Messerschmitt omitted the internal bomb load requirement from the RLM directive to increase the armament element of the RLM specification. The Bf 110 was far superior to its rivals in providing the speed, range and firepower to meet its role requirements. By the end of 1935, the Bf 110 had evolved into an all-metal, low-wing cantilever monoplane of semi-monocoque design featuring twin rudders and powered by two DB 600A engines. The design was also fitted with Handley-Page wing slots.Early variants
By luck (and pressure by Ernst Udet), RLM reconsidered the ideas of the Kampfzerstörer and began focussing on the Zerstörer. Due to these changes, the Bayerische Flugzeugwerke design better fitted RLM's requests. On 12 May 1936, Rudolf Opitz flew the first Bf 110 out of Augsburg. But, as many pre-war designs found, the engine technologies promised were not up to acceptable reliability standards. Even with the temperamental DB 600 engines, the RLM found the Bf 110, while not as maneuverable as desired, was quite a bit faster than its original request specified, as well as faster than the then-current front line fighter, the Bf 109 B-1. Thus the order for four pre-production A-0 units was placed. The first of these were delivered on January 1937. During this testing, both the Focke-Wulf Fw 187 and Henschel Hs 124 competitors were rejected and the Bf 110 was ordered into full production.
The initial deliveries of the Bf 110 encountered several issues with delivery of the DB 600 motors, which forced Bayerische Flugzeugwerke to install Junkers Jumo 210B engines, leaving the Bf 110 seriously underpowered and able to reach a top speed of only 431 km/h (268 mph). The armament of the A-0 units was also limited to four nose-mounted 7.92 mm (.312 in) MG 17 machine guns.
Even without delivery of the DB 600 engines, Bayerische Flugzeugwerke began assembly of the Bf 110 in the summer of 1937. As the DB 600 engines continued to have issues, Bayerische Flugzeugwerke was forced to keep on using Jumo motors, the 210G, which supplied 515 kW (700 PS) each (versus the 471 kW/640 PS supplied by the 210B). Three distinct versions of the Bf 110B were built, the B-1, which featured four 7.92 mm (.312 in) MG 17 machine guns and two 20 mm MG FF cannons. The B-2 reconnaissance version, which had a camera in place of the cannons, and the B-3 which was used as a trainer, with the cannons replaced by extra radio equipment. Only 45 Bf 110Bs were built before the Jumo 210G engine production line ended. The major identifier of the A and B 110s was the very large "mouth" bath radiators located under the engine.

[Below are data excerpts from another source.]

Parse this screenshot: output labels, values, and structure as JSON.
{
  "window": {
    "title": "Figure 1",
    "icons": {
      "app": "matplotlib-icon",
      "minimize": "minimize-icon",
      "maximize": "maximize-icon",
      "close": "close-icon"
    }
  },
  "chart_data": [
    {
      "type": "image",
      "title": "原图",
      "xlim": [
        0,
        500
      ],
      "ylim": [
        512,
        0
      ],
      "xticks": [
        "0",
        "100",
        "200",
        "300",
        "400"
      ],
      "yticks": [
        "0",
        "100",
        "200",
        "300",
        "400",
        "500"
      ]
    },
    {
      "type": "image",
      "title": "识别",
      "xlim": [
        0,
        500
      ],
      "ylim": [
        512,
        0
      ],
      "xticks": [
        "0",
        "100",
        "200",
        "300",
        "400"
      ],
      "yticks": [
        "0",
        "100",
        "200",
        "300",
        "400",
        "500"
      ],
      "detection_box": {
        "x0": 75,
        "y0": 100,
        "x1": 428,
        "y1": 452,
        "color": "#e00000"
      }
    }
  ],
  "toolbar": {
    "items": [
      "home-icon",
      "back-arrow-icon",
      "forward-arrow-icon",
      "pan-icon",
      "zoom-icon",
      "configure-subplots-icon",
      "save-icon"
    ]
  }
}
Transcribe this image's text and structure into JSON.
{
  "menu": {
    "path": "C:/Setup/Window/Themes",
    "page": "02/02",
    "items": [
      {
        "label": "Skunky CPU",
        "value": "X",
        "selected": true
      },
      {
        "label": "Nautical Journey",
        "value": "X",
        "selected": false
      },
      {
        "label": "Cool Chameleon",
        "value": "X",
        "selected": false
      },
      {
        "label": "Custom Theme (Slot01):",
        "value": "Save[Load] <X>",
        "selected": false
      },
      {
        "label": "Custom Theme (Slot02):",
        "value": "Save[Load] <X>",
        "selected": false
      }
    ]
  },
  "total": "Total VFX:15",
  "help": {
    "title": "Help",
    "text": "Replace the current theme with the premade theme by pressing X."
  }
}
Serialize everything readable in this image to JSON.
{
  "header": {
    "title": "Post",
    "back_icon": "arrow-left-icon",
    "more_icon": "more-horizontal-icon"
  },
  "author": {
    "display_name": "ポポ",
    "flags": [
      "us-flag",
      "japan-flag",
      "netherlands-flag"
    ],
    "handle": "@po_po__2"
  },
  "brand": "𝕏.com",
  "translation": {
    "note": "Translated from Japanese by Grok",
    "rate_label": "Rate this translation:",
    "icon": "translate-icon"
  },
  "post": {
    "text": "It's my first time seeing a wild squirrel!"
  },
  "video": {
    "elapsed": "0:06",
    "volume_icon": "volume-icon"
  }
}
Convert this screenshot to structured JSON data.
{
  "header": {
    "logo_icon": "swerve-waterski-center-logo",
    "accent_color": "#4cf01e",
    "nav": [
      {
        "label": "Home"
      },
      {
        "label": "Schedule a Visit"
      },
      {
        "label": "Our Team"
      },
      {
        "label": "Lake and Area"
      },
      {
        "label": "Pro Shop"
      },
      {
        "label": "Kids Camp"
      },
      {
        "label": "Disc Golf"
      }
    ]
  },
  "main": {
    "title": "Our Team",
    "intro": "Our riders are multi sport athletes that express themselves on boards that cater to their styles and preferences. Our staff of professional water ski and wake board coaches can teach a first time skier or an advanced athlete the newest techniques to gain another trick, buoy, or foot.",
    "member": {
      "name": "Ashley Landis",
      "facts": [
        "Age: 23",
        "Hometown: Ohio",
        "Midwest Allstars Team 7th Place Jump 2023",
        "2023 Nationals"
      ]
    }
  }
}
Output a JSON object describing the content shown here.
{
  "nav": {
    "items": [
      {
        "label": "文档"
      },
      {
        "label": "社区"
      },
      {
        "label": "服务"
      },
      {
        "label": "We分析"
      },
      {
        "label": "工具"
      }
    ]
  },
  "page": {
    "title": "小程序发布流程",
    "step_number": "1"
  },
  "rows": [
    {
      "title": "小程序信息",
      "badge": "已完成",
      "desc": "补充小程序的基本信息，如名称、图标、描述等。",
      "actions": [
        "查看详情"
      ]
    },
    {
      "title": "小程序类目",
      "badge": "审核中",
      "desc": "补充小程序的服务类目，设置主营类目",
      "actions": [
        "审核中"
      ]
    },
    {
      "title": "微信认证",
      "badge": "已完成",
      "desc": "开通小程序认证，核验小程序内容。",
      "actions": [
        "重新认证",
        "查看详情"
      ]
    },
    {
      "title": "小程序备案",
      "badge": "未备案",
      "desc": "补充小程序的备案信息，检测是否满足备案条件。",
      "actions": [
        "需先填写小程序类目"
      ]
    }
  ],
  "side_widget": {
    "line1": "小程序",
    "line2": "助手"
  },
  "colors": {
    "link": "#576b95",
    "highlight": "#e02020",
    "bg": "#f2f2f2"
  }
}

In late 1938, the DB 601 B-1 engines finally became available. With the new engine, the design teams removed the radiators under the engine and replaced them with water/glycol radiators, placing them under the wing to the outside of the engines. With the DB 601 engine, the Bf 110's maximum speed increased to a respectable 541 km/h (336 mph) with a range of approximately 1,094 km (680 mi).
- Bf 110 C-7
- Fighter-bomber based on C-4/B, two ETC-500 centerline bomb racks capable of carrying two 500 kg (1,100 lb) bombs, uprated DB 601P engines.